Le authored three research papers during her time as a master’s student, including one based on her master’s thesis of which she is the lead author.

In addition to her academic accomplishments, Le served as an event coordinator for the graduate student division of the Society of Women Engineers at UCLA. She was also a graduate advisor to an American Society of Civil Engineers’ (ASCE) environmental design project team on wastewater treatment system.

After graduating with a master’s degree in civil engineering, Le worked at UCLA as a junior development engineer, managing a Caltrans-funded project designing roadside soil materials to treat stormwater runoff.
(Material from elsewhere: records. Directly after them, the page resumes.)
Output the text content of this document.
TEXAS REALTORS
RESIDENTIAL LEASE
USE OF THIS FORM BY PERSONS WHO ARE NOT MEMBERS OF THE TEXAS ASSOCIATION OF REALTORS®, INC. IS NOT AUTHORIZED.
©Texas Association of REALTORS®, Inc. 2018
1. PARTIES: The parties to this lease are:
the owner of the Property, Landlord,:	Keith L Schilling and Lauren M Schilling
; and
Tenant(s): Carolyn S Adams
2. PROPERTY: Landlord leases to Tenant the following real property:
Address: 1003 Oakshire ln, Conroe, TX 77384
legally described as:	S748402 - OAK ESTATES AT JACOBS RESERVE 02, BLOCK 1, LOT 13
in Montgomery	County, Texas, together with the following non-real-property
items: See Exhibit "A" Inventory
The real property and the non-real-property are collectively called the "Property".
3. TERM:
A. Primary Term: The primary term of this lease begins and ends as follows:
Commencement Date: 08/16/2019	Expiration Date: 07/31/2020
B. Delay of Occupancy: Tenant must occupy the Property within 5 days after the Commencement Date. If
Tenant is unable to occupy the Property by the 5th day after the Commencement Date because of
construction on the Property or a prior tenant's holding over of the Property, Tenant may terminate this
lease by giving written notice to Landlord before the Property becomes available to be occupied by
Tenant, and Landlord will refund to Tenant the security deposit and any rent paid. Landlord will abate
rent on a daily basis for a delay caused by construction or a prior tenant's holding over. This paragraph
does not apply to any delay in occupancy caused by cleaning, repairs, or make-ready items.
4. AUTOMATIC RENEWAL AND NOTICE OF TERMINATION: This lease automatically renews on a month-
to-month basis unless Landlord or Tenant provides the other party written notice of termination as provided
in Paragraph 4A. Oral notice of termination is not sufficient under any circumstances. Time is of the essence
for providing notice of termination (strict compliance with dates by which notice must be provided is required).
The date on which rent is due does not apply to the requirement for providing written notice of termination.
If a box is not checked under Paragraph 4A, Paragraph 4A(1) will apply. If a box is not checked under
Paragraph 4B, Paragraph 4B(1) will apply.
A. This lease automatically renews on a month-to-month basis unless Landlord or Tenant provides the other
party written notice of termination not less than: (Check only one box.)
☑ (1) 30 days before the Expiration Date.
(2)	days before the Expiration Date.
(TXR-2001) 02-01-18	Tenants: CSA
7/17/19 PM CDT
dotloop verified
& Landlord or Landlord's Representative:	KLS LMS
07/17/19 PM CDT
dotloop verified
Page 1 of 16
Most recently Le was an associate engineer at Fuscoe Engineering. She also serves as a liaison for the ASCE Environment & Water Research Institute’s Orange County Branch, promoting sustainable water use practices in Orange and San Diego counties.

Richa Ghosh

Edward K. Rice Outstanding Bachelor’s Student
Richa Ghosh ’20

Richa Ghosh earned many feathers in her cap during her stellar undergraduate career, exemplifying the university’s three-part mission of education, research and service.

As part of the American Institute of Chemical Engineers at UCLA, Ghosh continually stepped up her contributions over her four years on campus. She helped with peer mentoring, led the institute’s participation in the Chem-E-Car competition and chaired the organization’s K-12 outreach efforts. Most prominently, Ghosh was the organization’s president in her fourth year, leading a board of 31 student officers and expanding the group’s offerings.

Ghosh conducted research in two different laboratories in the Chemical and Biomolecular Engineering Department. In assistant professor Dante Simonetti’s group, she helped develop sorbents to remove hydrogen sulfide from gaseous streams. With assistant professor Carlos Morales-Guio’s research group, Ghosh modeled transport phenomena for electrochemical carbon dioxide reduction on electrodes.

Ghosh’s impressive resume helped her earn a prestigious graduate research fellowship from the National Science Foundation.

Despite her busy academic and extracurricular schedule, Ghosh still found time to help develop and teach two undergraduate E96A classes — Soap Synthesis and The Design of Coffee — each introducing engineering students to hands-on design-and-build projects.

At graduation, Ghosh received a host of honors, including the schoolwide Outstanding Bachelor of Science Award and the Chancellor’s Service Award, for her many contributions while at UCLA.

Ghosh is currently studying for her doctorate in chemical engineering at the University of Illinois Urbana-Champaign.